Once I finished the second and third draft, a strong wish and desire for publishing arose. I wanted to share my story. As I put more time and work into my manuscript, I became more focused on pursuing this goal of publication. But why, really?
An avid reader, I favour memoirs and autobiographies, particularly in the areas of travel, adventure, and self-growth. My experience of reading stories about someone’s life, ingesting their intriguing tales of painful failures and soaring successes, of insufferable hardship and wondrous recoveries, is that I become deeply invested in a stranger’s world. I relate to and feel with the writer. As I navigate his or her personal journey, I savour their meticulously curated narrative and upon reading the final lines of a book often find myself enriched, fulfilled and encouraged by their account.
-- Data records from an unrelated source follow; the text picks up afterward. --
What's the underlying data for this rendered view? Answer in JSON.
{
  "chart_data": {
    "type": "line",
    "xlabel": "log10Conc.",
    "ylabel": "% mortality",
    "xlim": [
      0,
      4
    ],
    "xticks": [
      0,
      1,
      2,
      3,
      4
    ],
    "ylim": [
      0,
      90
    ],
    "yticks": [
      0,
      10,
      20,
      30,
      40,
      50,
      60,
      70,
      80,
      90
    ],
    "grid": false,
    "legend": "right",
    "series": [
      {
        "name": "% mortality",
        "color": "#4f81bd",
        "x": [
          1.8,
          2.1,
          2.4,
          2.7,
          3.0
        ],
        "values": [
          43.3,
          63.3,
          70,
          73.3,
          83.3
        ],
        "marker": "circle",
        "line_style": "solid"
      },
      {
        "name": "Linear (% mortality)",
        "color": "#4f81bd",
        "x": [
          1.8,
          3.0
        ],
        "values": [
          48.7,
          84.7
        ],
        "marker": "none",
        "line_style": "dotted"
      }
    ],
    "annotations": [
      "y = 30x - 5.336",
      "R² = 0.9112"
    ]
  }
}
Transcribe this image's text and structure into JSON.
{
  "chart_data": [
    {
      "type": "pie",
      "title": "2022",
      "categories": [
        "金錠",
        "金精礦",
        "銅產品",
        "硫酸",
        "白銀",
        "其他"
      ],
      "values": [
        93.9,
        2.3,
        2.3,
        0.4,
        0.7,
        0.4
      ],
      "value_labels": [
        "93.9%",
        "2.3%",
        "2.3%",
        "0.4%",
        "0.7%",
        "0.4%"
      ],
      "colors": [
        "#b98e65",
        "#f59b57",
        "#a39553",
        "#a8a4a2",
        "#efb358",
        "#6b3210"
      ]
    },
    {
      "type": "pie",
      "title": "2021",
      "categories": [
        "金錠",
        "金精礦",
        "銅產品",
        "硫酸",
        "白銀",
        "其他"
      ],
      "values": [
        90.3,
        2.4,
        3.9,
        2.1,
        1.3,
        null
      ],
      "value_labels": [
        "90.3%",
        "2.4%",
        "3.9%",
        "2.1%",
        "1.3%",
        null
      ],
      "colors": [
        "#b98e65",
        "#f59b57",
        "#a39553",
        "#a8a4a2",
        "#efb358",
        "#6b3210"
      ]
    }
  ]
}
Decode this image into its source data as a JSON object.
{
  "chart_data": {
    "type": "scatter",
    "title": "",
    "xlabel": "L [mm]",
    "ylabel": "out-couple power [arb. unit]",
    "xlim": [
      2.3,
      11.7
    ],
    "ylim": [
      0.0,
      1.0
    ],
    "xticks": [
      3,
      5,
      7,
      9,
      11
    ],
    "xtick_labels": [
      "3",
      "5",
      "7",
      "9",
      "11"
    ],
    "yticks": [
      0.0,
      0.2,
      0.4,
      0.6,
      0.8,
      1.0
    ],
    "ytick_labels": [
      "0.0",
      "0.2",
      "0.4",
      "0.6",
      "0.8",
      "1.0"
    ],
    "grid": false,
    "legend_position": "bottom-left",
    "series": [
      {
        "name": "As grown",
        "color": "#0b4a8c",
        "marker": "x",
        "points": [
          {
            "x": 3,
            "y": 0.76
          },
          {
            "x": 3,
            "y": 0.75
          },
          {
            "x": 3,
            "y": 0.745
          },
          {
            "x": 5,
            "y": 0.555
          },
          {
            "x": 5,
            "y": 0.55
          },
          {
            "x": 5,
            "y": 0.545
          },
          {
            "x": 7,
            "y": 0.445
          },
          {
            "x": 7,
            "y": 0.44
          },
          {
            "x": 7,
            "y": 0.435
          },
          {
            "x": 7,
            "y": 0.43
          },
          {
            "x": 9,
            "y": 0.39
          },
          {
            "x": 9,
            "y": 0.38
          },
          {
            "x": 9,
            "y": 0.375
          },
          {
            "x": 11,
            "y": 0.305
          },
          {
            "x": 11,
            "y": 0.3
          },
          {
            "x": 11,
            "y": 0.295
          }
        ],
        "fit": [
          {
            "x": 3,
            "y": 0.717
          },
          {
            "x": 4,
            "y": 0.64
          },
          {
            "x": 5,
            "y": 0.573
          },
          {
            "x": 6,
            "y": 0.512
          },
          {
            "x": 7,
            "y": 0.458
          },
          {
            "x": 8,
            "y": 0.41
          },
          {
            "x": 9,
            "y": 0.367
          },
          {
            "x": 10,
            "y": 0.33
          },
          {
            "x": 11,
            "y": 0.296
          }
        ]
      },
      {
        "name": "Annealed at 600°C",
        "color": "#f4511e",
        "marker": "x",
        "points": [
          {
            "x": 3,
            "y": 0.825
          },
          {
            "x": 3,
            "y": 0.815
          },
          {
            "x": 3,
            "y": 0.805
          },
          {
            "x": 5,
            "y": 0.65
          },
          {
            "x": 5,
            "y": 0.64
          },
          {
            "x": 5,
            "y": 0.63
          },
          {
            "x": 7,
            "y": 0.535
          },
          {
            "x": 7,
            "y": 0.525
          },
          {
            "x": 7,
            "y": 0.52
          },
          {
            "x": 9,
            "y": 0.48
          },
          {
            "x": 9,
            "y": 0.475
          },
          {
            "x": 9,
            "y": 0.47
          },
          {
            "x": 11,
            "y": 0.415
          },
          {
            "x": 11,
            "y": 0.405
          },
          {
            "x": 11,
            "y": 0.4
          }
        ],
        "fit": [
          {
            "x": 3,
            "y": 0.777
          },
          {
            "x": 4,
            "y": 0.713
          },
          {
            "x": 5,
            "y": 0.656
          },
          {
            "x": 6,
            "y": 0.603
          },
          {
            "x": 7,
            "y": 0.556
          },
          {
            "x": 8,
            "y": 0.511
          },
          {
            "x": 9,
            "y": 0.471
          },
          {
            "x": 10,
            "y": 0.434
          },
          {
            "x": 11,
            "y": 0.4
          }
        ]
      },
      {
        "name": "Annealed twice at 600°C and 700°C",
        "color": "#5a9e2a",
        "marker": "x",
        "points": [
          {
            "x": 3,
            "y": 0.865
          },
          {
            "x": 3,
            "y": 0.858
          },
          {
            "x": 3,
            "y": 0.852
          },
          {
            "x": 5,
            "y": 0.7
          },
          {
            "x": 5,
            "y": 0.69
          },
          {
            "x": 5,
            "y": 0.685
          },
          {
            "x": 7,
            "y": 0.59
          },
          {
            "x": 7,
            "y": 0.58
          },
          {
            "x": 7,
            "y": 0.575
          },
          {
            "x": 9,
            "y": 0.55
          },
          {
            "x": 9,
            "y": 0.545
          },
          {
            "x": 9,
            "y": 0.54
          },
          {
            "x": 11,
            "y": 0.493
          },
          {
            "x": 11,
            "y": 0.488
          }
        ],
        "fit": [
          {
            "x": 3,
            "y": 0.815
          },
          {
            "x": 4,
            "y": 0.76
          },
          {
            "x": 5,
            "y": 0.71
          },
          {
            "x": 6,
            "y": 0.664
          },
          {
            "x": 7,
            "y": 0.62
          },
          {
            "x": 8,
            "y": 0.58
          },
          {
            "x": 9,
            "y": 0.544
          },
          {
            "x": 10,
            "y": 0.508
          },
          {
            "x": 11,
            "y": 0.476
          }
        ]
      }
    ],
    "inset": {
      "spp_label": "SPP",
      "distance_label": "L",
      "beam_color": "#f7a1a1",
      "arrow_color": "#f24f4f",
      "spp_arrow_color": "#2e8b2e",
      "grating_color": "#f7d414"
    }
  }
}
As I kept editing and refining my book, my drive and desire to reach out to YOU, my potential reader, my audience, grew exponentially. In my mind I can visualise this clearly: with my story I am taking you on my journey. I want you to be my companion on my travelling-sailing-and-romancing-rite-of-passage. I am envisioning my story inspiring and thrilling you as you turn the page. I see YOU relating to my struggles, my stubborn dedication to persevere, and enjoying my humour on this often-awkward path. I see you revelling with me in the joyous and enlightening moments, those that made my heart and soul overflow with gratitude and love. But most of all, I wish to inspire you to boldly and courageously embrace the life you dream and aspire to, as an empowering and rewarding choice. I demonstrate that it makes sense to leave home without a plan, an ultimate goal, or a final destination in mind (or if you have plans, allow them to adapt and evolve as you go). Life is fluid.
Looking back, I sometimes chuckle about my random and chaotic life trajectory. Then again, I would not want to change a thing about it. My life and my story are uniquely mine. My life is my responsibility and my decisions, big and small, have shaped my exquisitely meandering life path. Changing course in life can be daunting but if there is one major take-away message, to the one big question “WHY?”, from my first memoir, it is this:
Be inspired. Go. Hold on tight to your dreams and aspirations. Listen to what makes your heart sing and embrace the discomfort of leaving port and sailing into unknown waters. Whatever you encounter on the horizon will give you direction and shape your journey. You are the only person that can set YOU free. Dream. Trust. Go.